The Oily Captain made small talk with my mother as she handed out the scythes, rakes and pitchforks, but the guard kept his rifle trained on the young men, who had just been issued tools they could use as weapons. He cleared his throat and spoke to the prisoners in English. “Don’t any of you boys try anything stupid. Don’t forget I was in the trenches, and I have many scores to settle.”

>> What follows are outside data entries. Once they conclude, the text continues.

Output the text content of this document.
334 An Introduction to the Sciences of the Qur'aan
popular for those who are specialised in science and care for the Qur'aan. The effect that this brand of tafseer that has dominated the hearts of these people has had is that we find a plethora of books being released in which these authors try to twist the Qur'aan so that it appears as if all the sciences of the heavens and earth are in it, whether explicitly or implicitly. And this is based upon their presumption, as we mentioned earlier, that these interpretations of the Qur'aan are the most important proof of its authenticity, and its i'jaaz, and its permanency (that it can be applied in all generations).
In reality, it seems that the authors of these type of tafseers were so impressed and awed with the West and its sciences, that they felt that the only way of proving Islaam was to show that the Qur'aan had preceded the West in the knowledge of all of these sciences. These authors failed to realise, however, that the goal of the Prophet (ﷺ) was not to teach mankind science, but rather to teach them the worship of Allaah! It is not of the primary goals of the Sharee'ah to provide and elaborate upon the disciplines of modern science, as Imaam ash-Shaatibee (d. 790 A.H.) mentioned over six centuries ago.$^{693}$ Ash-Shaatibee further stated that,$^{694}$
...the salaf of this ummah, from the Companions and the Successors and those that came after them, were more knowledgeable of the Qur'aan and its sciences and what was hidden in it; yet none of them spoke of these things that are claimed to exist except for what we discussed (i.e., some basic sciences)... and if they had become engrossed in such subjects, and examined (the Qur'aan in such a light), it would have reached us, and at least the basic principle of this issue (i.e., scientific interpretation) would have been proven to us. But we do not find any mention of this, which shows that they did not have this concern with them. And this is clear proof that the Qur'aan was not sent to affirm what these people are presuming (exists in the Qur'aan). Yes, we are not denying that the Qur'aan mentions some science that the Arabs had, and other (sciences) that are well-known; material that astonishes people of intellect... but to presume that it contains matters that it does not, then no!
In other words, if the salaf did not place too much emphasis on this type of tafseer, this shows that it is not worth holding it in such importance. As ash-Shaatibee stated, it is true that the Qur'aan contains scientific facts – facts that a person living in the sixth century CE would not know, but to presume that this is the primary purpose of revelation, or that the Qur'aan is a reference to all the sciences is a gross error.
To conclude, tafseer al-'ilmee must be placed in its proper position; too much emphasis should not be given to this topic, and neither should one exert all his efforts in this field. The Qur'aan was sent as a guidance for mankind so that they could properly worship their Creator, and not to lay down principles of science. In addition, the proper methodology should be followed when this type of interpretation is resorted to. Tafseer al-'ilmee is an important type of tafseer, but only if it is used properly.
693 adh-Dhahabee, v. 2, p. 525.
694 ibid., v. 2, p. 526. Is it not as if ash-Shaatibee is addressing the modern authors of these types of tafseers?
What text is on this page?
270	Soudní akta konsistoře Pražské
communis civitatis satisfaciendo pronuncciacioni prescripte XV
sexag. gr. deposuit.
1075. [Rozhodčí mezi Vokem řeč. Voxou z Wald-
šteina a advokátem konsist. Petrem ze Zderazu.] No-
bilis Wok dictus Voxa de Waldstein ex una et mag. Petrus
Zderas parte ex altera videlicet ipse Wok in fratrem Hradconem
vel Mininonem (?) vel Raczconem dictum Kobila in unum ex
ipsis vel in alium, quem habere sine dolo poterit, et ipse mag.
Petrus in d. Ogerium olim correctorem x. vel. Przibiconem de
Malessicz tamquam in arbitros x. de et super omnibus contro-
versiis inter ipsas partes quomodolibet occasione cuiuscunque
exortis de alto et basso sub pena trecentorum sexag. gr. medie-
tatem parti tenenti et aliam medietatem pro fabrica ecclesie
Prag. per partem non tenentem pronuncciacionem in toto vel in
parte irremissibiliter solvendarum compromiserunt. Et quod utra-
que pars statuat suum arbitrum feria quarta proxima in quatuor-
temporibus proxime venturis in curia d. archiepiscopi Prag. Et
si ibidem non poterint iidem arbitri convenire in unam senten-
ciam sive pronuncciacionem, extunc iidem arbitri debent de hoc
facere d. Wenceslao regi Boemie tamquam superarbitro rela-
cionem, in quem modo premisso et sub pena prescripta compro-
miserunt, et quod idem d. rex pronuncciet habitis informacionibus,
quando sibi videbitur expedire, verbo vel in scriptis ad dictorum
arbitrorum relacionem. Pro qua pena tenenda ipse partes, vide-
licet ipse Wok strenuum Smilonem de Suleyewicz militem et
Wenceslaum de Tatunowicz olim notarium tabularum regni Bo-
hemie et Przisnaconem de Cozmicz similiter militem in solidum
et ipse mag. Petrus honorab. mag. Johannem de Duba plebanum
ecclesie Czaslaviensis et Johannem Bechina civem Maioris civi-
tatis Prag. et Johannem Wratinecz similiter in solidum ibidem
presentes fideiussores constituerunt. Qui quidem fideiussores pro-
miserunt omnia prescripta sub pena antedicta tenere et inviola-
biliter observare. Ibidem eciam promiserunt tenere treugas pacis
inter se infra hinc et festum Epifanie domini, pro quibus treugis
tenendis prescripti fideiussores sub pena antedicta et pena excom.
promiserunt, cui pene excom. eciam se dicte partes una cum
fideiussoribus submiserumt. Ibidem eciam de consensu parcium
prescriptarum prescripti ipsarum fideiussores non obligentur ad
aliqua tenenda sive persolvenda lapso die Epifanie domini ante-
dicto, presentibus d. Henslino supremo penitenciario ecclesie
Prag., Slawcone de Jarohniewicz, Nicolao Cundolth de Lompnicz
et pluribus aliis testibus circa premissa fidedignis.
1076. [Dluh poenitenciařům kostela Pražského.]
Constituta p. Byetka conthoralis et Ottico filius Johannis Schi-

They nodded, and I filed away the information that the old guard spoke excellent English.
My mother opened the hay barn door and led the way through it and out into the fields. I brought up the rear. For a few steps, the Oily Captain was lolloping beside her in his stiff-legged way, trying to finish the conversation as she strode off. I couldn’t help smiling, and again I caught Bill’s eye and saw both amusement and approval of my mother. His face seemed to light up when he smiled. The Oily Captain must have realized he was being made a fool of, because he suddenly stopped, clicked his heels and wished her a very good day. She turned and politely thanked him for providing her with help on the farm. He looked very pleased with himself as he marched away to his car.